The airport is not set up to process almost 300 new arrivals, almost all of whom were ineligible for admission to Russia because they needed visas.
Air France said: “As soon as possible, customers were assisted and provided with accommodation in two hotels designated by the local authorities.”
A team from the French airline’s Moscow base was dispatched to Irkutsk to help out.
As is common with many “fume events” on aircraft, it was impossible swiftly to identify and fix the fault.
The initial “re-routing solution” proposed by Air France involved sending a replacement Boeing 777 to Irkutsk – which itself “went technical”.
The Air France statement said: “Due to the impossibility of completing the repair work within a short timeframe, a second B777 was sent to Irkutsk.
“At the airport, this second aircraft also experienced a technical incident making the flight from Irkutsk to Shanghai impossible to operate.”
By now the passengers had endured two days in sub-zero temperatures, and were unable to stray from their hotels.
A third 777 was sent from Paris, and finally took the passengers on the final three-and-a-half-hour leg to Shanghai. They arrived in the Chinese city 68 hours behind schedule.
Air France said: “The company’s commercial department has contacted the customers concerned to propose suitable commercial measures.”
Passengers were handed letters signed by Ben Smith, the new director general of Air France, offering a flight voucher for €800 (£700).
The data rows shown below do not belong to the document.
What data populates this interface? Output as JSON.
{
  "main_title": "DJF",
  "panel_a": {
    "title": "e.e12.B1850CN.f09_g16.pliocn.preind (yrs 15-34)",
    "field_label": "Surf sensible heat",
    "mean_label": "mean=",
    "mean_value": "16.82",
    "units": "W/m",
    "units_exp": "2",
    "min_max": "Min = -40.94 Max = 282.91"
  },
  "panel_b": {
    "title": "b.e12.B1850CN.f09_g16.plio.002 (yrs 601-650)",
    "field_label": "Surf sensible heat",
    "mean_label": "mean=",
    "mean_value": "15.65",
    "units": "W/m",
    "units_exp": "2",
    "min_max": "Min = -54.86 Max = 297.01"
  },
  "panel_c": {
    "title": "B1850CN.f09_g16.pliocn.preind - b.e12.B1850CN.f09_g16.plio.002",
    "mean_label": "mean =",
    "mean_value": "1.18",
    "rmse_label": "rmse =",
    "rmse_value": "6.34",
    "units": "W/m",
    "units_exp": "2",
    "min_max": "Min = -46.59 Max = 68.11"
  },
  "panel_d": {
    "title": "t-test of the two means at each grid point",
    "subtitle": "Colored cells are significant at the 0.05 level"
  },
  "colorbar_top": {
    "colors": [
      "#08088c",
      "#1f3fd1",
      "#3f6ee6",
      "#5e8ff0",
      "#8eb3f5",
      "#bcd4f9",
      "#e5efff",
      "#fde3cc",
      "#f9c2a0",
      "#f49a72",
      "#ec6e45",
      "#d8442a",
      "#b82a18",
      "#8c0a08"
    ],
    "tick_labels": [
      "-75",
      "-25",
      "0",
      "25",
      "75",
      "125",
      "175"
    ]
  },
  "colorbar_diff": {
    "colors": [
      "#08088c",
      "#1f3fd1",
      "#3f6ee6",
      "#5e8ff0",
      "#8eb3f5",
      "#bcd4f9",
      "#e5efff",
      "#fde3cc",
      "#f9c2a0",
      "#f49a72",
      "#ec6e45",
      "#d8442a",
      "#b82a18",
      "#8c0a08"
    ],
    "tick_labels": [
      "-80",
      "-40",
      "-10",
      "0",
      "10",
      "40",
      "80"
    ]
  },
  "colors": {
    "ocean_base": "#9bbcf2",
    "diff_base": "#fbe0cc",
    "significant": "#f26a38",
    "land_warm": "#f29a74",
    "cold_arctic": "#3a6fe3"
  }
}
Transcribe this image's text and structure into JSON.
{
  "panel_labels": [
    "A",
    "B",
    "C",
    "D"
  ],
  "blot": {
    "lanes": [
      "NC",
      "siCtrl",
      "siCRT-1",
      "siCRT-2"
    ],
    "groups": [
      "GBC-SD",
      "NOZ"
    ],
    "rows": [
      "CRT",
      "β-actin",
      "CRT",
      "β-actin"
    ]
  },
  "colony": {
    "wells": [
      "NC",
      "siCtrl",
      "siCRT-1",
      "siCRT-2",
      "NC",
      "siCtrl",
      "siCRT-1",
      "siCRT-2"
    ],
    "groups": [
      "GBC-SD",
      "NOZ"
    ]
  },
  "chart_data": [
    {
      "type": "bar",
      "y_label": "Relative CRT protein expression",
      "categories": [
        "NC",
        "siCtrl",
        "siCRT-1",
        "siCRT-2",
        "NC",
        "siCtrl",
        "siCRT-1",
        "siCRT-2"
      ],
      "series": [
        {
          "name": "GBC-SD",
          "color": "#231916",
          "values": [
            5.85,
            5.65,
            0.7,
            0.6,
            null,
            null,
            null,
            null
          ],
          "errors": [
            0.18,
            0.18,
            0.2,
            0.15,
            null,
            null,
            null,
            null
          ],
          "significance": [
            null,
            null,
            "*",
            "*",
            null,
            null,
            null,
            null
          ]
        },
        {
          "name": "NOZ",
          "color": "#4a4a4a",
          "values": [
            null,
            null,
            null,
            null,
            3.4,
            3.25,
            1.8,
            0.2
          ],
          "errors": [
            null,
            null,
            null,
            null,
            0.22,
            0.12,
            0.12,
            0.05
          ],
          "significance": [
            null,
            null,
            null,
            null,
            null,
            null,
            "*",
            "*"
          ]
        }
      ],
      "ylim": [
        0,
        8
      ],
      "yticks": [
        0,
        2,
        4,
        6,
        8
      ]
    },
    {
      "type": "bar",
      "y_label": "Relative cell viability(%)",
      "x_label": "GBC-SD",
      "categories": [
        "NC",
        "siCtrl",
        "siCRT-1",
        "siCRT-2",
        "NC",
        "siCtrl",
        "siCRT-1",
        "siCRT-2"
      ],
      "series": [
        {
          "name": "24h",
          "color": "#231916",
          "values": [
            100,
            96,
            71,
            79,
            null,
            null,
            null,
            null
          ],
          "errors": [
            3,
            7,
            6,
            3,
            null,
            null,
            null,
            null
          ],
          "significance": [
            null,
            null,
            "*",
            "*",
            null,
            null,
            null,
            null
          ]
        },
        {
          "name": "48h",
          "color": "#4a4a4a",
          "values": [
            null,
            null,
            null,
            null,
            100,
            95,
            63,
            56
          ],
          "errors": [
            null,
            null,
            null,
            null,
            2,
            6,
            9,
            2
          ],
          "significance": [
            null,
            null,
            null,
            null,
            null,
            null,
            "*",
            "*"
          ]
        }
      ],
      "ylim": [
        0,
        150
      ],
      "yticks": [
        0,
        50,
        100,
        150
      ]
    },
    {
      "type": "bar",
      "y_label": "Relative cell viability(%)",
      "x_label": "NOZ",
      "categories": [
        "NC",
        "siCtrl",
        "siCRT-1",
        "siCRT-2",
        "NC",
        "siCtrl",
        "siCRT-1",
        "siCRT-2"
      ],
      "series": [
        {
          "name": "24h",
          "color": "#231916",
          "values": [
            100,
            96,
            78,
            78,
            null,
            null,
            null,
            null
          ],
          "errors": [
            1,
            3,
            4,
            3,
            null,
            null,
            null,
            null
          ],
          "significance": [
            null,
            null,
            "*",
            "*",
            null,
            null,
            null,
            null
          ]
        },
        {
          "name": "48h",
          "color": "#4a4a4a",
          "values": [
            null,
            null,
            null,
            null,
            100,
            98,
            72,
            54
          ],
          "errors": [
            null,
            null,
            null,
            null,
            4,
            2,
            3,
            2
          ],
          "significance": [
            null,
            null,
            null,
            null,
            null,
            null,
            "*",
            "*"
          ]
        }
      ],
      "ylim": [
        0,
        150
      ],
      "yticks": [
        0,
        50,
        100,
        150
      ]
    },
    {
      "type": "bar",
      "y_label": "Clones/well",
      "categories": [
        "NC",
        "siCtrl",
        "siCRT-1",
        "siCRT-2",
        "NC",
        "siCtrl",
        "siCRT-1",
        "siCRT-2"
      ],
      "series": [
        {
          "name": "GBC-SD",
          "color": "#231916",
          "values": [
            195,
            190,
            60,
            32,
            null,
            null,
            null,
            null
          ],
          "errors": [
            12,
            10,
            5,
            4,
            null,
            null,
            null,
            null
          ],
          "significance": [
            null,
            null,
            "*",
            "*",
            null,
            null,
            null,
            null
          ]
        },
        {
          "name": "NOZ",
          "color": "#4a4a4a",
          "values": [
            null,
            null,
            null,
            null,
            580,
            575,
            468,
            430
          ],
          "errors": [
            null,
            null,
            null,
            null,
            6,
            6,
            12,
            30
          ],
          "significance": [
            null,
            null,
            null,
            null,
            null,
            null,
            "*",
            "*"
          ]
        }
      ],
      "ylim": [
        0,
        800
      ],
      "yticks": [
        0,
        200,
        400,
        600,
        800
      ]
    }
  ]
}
European air passengers’ rights rules stipulate compensation for long-haul flights that are significantly delayed – unless the airline can claim “extraordinary circumstances”.
Air France is likely to contend that the initial diversion was caused by “unexpected flight-safety shortcomings”, and decline compensation. But the cancellation of the second flight may trigger claims for €600 (£530) in cash.
Passengers waiting in Shanghai for the original flight to return to Paris are also likely to qualify for compensation.
While in Irkutsk, it appears that the flight crew were not confined to their hotels.
One of the stranded travellers, Kevin Ohayoun, from the southern French city of Montpellier, tweeted: “While the passengers had their passports confiscated and were ‘sequestered’ in the hotel, the crew took the opportunity to go to a little restaurant in town.”
Passengers who happened to have passports from former Soviet republics, as well as a number of Latin American nationals and citizens of Nauru, were eligible to enter Russia officially without a visa.
They could enjoy the handsome facades in central Irkutsk and the precarious wooden houses in the backstreets, as well ask some impressive churches.
Irkutsk first developed as a trading post where silk from China was exchanged for mammoth tusks from the Arctic.
In December 1825, a group of Russian aristocrats who protested against the autocratic rule of the tsar were exiled to Siberia, and some of them settled and built grand mansions in Irkutsk.
Today the city is a popular stop along the Trans-Siberian Railway, giving access to Lake Baikal – the world’s deepest body of fresh water.